Гойя подошёл к ларю, в котором хранил Капричос, открыл его
и перебирая картоны со злорадством вытащил тот, на котором
была изображена Каэтана в позе грешницы, возносящейся.
В этот момент он ненавидел её и хотел, чтобы все увидели
порочность её, похотливость и развратность натуры.
Доктор был страстным коллекционером и прекрасно разбирался
в изобразительном искусстве. Он моментально оценил и необычность
рисунка, и талантливость исполнения. Для него не составило труда
узнать и всех персонажей. Гойя ожидал любой реакции, но не такой:
- Прекрасная необычная интерпретация религиозного сюжета
ВОЗНЕСЕНИЕ ГРЕШНИЦЫ. Я хотел бы приобрести этот картон,
назовите Вашу цену.
- К сожалению, должен огорчить Вас – пока не будут готовы
гравюры, картоны не продаются. Но обещаю, что буду иметь
в виду Вас первым претендентом.
Через несколько дней караван из мулов во главе со знаменитым
погонщиком отправился в Мадрид, но не коротким путём, а через
северные провинции с тем, чтобы посетить Сарагосу – родину Гойи. Погонщик пытался отговорить художника от такого маршрута ссылаясь
на трудности пути и многочисленные непредвиденные расходы,
но Гойя упёрся:
- Я сказал через Сарагосу, значит через Сарагосу.

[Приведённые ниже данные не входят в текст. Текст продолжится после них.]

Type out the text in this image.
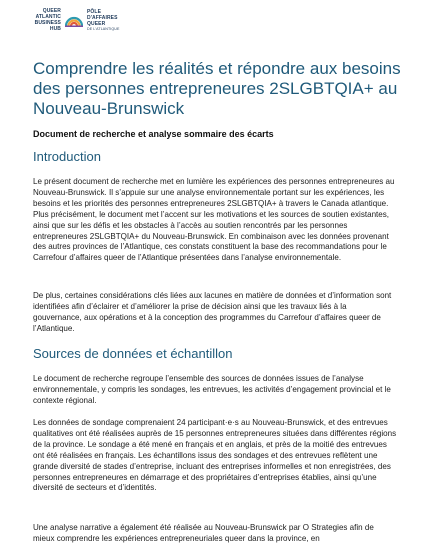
QUEER
ATLANTIC
BUSINESS
HUB
PÔLE
D'AFFAIRES
QUEER
DE L'ATLANTIQUE
Comprendre les réalités et répondre aux besoins des personnes entrepreneures 2SLGBTQIA+ au Nouveau-Brunswick
Document de recherche et analyse sommaire des écarts
Introduction
Le présent document de recherche met en lumière les expériences des personnes entrepreneures au Nouveau-Brunswick. Il s’appuie sur une analyse environnementale portant sur les expériences, les besoins et les priorités des personnes entrepreneures 2SLGBTQIA+ à travers le Canada atlantique. Plus précisément, le document met l’accent sur les motivations et les sources de soutien existantes, ainsi que sur les défis et les obstacles à l’accès au soutien rencontrés par les personnes entrepreneures 2SLGBTQIA+ du Nouveau-Brunswick. En combinaison avec les données provenant des autres provinces de l’Atlantique, ces constats constituent la base des recommandations pour le Carrefour d’affaires queer de l’Atlantique présentées dans l’analyse environnementale.
De plus, certaines considérations clés liées aux lacunes en matière de données et d’information sont identifiées afin d’éclairer et d’améliorer la prise de décision ainsi que les travaux liés à la gouvernance, aux opérations et à la conception des programmes du Carrefour d’affaires queer de l’Atlantique.
Sources de données et échantillon
Le document de recherche regroupe l’ensemble des sources de données issues de l’analyse environnementale, y compris les sondages, les entrevues, les activités d’engagement provincial et le contexte régional.
Les données de sondage comprenaient 24 participant·e·s au Nouveau-Brunswick, et des entrevues qualitatives ont été réalisées auprès de 15 personnes entrepreneures situées dans différentes régions de la province. Le sondage a été mené en français et en anglais, et près de la moitié des entrevues ont été réalisées en français. Les échantillons issus des sondages et des entrevues reflètent une grande diversité de stades d’entreprise, incluant des entreprises informelles et non enregistrées, des personnes entrepreneures en démarrage et des propriétaires d’entreprises établies, ainsi qu’une diversité de secteurs et d’identités.
Une analyse narrative a également été réalisée au Nouveau-Brunswick par O Strategies afin de mieux comprendre les expériences entrepreneuriales queer dans la province, en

Все непредвиденные расходы буду оплачивать помимо договорной
цены за работу. После того, как погонщик заломил такую цену,
сколько он не зарабатывал и за год, а Гойя безропотно
согласился, караван отправился в путь. Переговоры с попутчиками
и хозяевами ночлегов приходилось совершать погонщику потому,
что Гойя совершенно оглох на оба уха. Погонщик этим пользовался
и часть расходов беззастенчиво прикарманивал. Гойя понимал это,
но не пытался мешать. Он наслаждался одиночеством, свободой,
надуманным освобождением от своей дурацкой неуправляемой
страсти к Каэтане. Он почти не думал о ней, занимая себя
мыслями о детях, о жене, о друзьях, с которыми встретится
в Сарагосе.
Гойя путешествовал инкогнито и запретил погонщику называть
посторонним своё имя. С непредвиденными расходами они вскоре
столкнулись в пустынной горной местности. Дорогу им преградили
несколько своеобразно одетых вооружённых мужчин, которые
бесцеремонно начали перетряхивать их поклажу.

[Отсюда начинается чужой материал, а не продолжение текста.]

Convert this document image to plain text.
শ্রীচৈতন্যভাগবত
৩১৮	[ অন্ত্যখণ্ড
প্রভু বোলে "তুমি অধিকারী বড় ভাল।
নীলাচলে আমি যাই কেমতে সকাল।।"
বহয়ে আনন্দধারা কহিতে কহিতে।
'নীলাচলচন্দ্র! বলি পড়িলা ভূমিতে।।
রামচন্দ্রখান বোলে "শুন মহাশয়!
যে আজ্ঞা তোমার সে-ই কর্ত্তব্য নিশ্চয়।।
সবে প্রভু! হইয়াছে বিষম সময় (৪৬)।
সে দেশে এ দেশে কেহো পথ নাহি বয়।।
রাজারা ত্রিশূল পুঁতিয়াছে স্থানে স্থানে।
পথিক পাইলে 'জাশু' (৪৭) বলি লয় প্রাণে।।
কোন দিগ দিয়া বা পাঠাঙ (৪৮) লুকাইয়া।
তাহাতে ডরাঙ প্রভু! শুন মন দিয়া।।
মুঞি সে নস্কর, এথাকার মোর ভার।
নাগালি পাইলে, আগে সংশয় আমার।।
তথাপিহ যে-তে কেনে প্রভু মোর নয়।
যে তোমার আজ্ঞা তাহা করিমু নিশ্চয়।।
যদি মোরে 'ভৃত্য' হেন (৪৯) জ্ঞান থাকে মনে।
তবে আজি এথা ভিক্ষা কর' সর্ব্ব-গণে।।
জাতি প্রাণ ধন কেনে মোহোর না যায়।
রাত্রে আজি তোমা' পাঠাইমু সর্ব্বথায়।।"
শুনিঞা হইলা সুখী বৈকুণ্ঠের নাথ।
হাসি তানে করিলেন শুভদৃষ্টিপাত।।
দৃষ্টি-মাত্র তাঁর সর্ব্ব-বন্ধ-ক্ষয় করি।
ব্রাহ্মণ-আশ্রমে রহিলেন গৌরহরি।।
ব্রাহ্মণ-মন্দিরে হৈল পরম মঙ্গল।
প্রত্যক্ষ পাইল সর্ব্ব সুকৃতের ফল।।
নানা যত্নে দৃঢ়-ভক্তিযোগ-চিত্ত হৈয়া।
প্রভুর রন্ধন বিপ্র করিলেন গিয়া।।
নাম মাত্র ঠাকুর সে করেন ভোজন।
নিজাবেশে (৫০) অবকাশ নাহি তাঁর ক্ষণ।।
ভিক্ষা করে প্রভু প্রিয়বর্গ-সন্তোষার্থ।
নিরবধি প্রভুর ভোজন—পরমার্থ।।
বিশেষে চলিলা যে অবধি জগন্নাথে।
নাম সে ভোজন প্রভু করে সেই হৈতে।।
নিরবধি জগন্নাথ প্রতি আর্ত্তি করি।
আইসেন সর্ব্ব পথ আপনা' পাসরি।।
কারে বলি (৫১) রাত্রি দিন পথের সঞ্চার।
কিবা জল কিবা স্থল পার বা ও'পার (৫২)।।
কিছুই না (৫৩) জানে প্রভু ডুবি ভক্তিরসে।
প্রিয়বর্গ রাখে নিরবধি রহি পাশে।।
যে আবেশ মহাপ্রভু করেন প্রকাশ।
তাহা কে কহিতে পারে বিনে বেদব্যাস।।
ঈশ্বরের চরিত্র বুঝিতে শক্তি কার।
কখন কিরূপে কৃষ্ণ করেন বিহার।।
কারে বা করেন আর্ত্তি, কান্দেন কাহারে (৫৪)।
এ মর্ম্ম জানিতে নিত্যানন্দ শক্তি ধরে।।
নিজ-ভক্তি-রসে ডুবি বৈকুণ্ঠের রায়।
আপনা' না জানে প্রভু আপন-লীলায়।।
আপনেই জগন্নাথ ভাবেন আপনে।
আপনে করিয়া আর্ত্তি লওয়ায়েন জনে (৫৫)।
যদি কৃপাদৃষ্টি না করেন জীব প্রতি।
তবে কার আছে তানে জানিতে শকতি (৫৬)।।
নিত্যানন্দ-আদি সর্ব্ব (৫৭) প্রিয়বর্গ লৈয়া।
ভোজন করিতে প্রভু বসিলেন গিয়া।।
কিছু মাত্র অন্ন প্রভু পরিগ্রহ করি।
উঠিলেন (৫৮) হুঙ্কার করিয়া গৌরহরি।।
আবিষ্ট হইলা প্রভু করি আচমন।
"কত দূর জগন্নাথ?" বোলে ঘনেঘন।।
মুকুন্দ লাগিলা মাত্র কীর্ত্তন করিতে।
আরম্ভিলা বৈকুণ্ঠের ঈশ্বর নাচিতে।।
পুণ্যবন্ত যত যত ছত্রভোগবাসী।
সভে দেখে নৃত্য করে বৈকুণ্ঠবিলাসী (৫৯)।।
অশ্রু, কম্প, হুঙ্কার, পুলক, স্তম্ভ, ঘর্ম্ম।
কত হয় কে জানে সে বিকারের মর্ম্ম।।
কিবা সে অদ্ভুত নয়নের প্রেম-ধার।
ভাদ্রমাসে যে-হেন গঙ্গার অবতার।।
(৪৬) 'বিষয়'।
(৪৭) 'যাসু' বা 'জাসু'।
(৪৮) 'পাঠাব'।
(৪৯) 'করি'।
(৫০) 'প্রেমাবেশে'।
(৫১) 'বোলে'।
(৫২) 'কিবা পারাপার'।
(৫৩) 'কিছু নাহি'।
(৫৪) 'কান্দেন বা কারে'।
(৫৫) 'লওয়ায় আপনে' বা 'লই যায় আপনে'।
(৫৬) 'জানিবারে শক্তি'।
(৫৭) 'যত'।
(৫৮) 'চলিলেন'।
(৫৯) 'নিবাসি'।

Погонщик подошёл к одному из них, вероятно главарю потому,
что тот не участвовал в грабеже и горячо начал в чём-то его
убеждать. Тот гортанно крикнул своим людям и грабёж прекратился.

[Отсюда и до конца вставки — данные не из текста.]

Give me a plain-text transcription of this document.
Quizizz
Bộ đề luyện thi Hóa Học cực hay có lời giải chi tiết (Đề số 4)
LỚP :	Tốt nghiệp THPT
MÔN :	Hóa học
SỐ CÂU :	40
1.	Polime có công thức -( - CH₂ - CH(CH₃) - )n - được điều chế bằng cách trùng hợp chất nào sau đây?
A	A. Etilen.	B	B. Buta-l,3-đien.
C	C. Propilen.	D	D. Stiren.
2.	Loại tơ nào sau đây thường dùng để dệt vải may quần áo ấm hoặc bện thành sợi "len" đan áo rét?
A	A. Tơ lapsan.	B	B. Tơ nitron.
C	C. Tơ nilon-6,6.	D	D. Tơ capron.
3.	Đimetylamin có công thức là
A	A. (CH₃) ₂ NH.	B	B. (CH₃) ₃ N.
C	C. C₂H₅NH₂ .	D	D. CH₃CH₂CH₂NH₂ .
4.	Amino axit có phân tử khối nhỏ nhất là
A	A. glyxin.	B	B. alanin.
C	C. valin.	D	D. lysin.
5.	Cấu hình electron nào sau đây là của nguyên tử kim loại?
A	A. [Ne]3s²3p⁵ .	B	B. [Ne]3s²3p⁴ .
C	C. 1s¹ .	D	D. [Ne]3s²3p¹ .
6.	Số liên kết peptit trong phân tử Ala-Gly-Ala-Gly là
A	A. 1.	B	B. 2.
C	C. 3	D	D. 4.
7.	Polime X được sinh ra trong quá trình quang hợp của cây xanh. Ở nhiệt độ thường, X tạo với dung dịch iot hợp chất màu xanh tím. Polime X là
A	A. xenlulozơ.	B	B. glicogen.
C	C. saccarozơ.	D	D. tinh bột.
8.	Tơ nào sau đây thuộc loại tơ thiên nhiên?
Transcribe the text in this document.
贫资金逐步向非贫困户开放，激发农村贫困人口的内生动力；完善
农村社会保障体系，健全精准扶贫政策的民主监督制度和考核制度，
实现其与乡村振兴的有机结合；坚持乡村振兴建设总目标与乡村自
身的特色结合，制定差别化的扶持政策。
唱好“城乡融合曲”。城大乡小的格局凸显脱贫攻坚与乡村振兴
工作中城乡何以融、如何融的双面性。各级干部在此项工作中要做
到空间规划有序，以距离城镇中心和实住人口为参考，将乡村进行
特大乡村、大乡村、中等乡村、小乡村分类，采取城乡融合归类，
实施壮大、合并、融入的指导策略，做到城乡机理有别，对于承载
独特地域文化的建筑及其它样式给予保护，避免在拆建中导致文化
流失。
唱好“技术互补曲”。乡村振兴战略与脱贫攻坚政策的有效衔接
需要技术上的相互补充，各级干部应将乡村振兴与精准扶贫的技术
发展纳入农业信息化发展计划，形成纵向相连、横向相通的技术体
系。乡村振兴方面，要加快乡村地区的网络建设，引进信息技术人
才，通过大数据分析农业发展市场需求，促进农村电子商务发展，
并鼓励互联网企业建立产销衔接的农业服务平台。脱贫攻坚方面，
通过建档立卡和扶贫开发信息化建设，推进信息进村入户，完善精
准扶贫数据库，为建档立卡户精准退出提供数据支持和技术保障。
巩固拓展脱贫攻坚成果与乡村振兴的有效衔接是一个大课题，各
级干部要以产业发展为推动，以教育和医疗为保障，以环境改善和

Главарь подошёл к Гойе, внимательно осмотрел его и знаками
изобразил чтобы тот показал ему наличные деньги. Франсиско
безропотно отдал ему кошель, в котором оставалось что-то около
800 реалов. Грабитель отсыпал в свой карман половину,
поклонился приподняв шляпу, крикнул своим, и они быстро исчезли
в кустарнике.
Погонщик вероятно и сам не ожидал какое впечатление произведёт
на грабителей имя художника, которого он считал не совсем
нормальным глухим старикашкой. После этого случая он перестал
подворовывать и старался как можно выгоднее для Гойи совершать
необходимые сделки – плата за ночлег, продукты, корм для мулов.
Через 2 недели они добрались до Сарагосы.